All in all, it went pretty smoothly. He had me sit in his office instead of an exam room which felt more comfortable. The birth control pills were a no-brainer, he asked me what i wanted BCP wise and I said the mini pill since I was still breastfeeding. He said it’s a good choice, especially since I’ve been having second thoughts about using birth control in the first place, because it works when taken correctly and I can stop it pretty easily if I want to, so he called that in for me.

Then we got to the meat of the matter. I told him I was struggling with anxiety. He asked me to tell him more, so of course I started to cry, so he prompted me with some questions: worse at night or during the day? Worse at night for sure, but definitely having issues functioning during the day as well. Triggered by anything in particular? Difficult days with the baby, being tired, being spread too thin. Etc, etc.

He told me that it’s very normal and that it happens to a lot of folks who don’t see it coming.
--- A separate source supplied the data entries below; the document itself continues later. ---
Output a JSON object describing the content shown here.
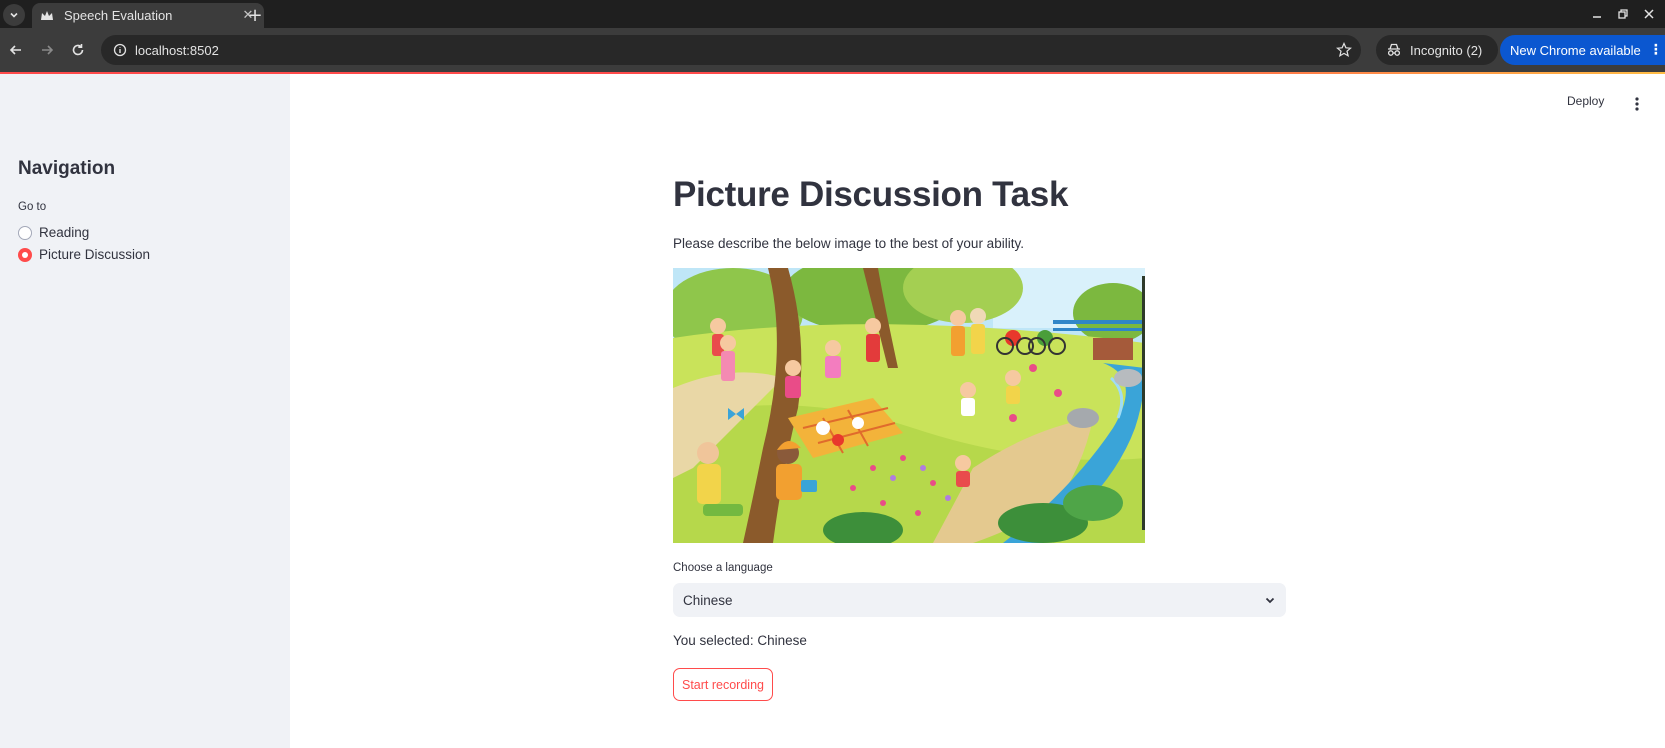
{
  "browser": {
    "tab_title": "Speech Evaluation",
    "url": "localhost:8502",
    "incognito_label": "Incognito (2)",
    "update_label": "New Chrome available",
    "icons": {
      "tab_list": "chevron-down-icon",
      "favicon": "streamlit-crown-icon",
      "close": "close-icon",
      "new_tab": "plus-icon",
      "back": "arrow-left-icon",
      "forward": "arrow-right-icon",
      "reload": "reload-icon",
      "site_info": "info-icon",
      "bookmark": "star-icon",
      "incognito": "incognito-icon"
    }
  },
  "app": {
    "deploy_label": "Deploy",
    "menu_icon": "kebab-icon",
    "accent_color": "#ff4b4b",
    "sidebar_bg": "#f0f2f6",
    "text_color": "#31333f"
  },
  "sidebar": {
    "title": "Navigation",
    "radio_label": "Go to",
    "options": [
      {
        "label": "Reading",
        "checked": false
      },
      {
        "label": "Picture Discussion",
        "checked": true
      }
    ]
  },
  "main": {
    "title": "Picture Discussion Task",
    "instructions": "Please describe the below image to the best of your ability.",
    "image_description": "cartoon-park-picnic-scene",
    "language_label": "Choose a language",
    "language_value": "Chinese",
    "selected_text": "You selected: Chinese",
    "record_button": "Start recording"
  }
}
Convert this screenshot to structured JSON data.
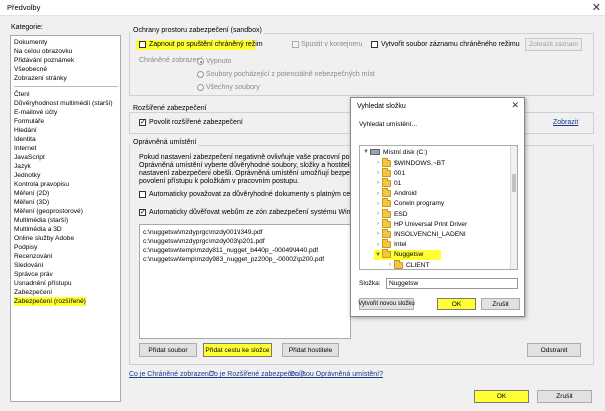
{
  "window": {
    "title": "Předvolby",
    "close_glyph": "✕"
  },
  "categories": {
    "label": "Kategorie:",
    "top": [
      "Dokumenty",
      "Na celou obrazovku",
      "Přidávání poznámek",
      "Všeobecné",
      "Zobrazení stránky"
    ],
    "rest": [
      "Čtení",
      "Důvěryhodnost multimédií (starší)",
      "E-mailové účty",
      "Formuláře",
      "Hledání",
      "Identita",
      "Internet",
      "JavaScript",
      "Jazyk",
      "Jednotky",
      "Kontrola pravopisu",
      "Měření (2D)",
      "Měření (3D)",
      "Měření (geoprostorové)",
      "Multimédia (starší)",
      "Multimédia a 3D",
      "Online služby Adobe",
      "Podpisy",
      "Recenzování",
      "Sledování",
      "Správce práv",
      "Usnadnění přístupu",
      "Zabezpečení",
      "Zabezpečení (rozšířené)"
    ],
    "selected": "Zabezpečení (rozšířené)"
  },
  "sandbox": {
    "title": "Ochrany prostoru zabezpečení (sandbox)",
    "protected_mode": "Zapnout po spuštění chráněný režim",
    "container": "Spustit v kontejneru",
    "log": "Vytvořit soubor záznamu chráněného režimu",
    "view_log": "Zobrazit záznam",
    "protected_view_label": "Chráněné zobrazení",
    "radios": [
      "Vypnuto",
      "Soubory pocházející z potenciálně nebezpečných míst",
      "Všechny soubory"
    ]
  },
  "enhanced": {
    "title": "Rozšířené zabezpečení",
    "enable": "Povolit rozšířené zabezpečení",
    "view_link": "Zobrazit"
  },
  "privileged": {
    "title": "Oprávněná umístění",
    "desc": [
      "Pokud nastavení zabezpečení negativně ovlivňuje vaše pracovní postupy, pom",
      "Oprávněná umístění vyberte důvěryhodné soubory, složky a hostitele, abyste c",
      "nastavení zabezpečení obešli. Oprávněná umístění umožňují bezpečnou prací",
      "povolení přístupu k položkám v pracovním postupu."
    ],
    "auto_trust": "Automaticky považovat za důvěryhodné dokumenty s platným certifikáter",
    "auto_trust_sites": "Automaticky důvěřovat webům ze zón zabezpečení systému Windows",
    "paths": [
      "c:\\nuggetsw\\mzdyprgc\\mzdy001\\l349.pdf",
      "c:\\nuggetsw\\mzdyprgc\\mzdy003\\p201.pdf",
      "c:\\nuggetsw\\temp\\mzdy811_nugget_b440p_-00049\\l440.pdf",
      "c:\\nuggetsw\\temp\\mzdy983_nugget_pz200p_-00002\\p200.pdf"
    ],
    "add_file": "Přidat soubor",
    "add_folder": "Přidat cestu ke složce",
    "add_host": "Přidat hostitele",
    "remove": "Odstranit"
  },
  "links": [
    "Co je Chráněné zobrazení?",
    "Co je Rozšířené zabezpečení?",
    "Co jsou Oprávněná umístění?"
  ],
  "footer": {
    "ok": "OK",
    "cancel": "Zrušit"
  },
  "dialog": {
    "title": "Vyhledat složku",
    "subtitle": "Vyhledat umístění...",
    "drive": "Místní disk (C:)",
    "folders": [
      "$WINDOWS.~BT",
      "001",
      "01",
      "Android",
      "Corwin programy",
      "ESD",
      "HP Universal Print Driver",
      "INSOLVENCNI_LADENI",
      "Intel",
      "Nuggetsw",
      "CLIENT"
    ],
    "selected_folder": "Nuggetsw",
    "folder_label": "Složka:",
    "folder_value": "Nuggetsw",
    "new_folder": "Vytvořit novou složku",
    "ok": "OK",
    "cancel": "Zrušit"
  },
  "colors": {
    "highlight": "#ffff33",
    "link": "#1a3a8f",
    "folder": "#f4c544"
  }
}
He said he has a lot of moms who don’t have any issues at first who then sort of spiral downward into anxiety and depression and not even realize what’s happening. And BTW-he definitely thinks I have anxiety, but also that I’m depressed. And when he said it it was like a lightbulb went off, and sort of like a weight was lifted but a new one was put on.

I am depressed. I’m depressed about not working full time in a library even though I know it was my choice and that overall it’s been the right choice for my family. I’m depressed about my infertility and whether or not I’ll ever have another baby. I’m depressed about the old house. I’m depressed about Charlie growing up. I’m depressed about my body. I’m depressed about my family troubles.

So, he prescribed me pristiq and gave me two weeks of samples to try first. He said if it doesn’t work he can prescribe me something else and that we have lots of options we can try. He said this was safe for breastfeeding and would be fine if I wanted to get pregnant on it. It’s a class C but they have found no real ill effects on babies or mothers who have taken it.

And fortunately he said it should help with my nervous eating habits. And let me tell you, I’ve put on a lot of weight according to the scale today.

I’m nervous about it. He did say that seratonin based drugs just help level out the highs and lows. He said he has been on them before and they help make the little things not turn into a big huge deal in your mind, but on the other hand they take away some of the highness of the high points. But they’re safer than the benzodiazepenes and he said they’re easier to come off of and adjust.

I’ll continue to update you on how I feel as the medicine starts to work. It’s supposed to take a few weeks to really kick in. Nervously hopeful is how I’m feeling today. And a little sad, to be honest.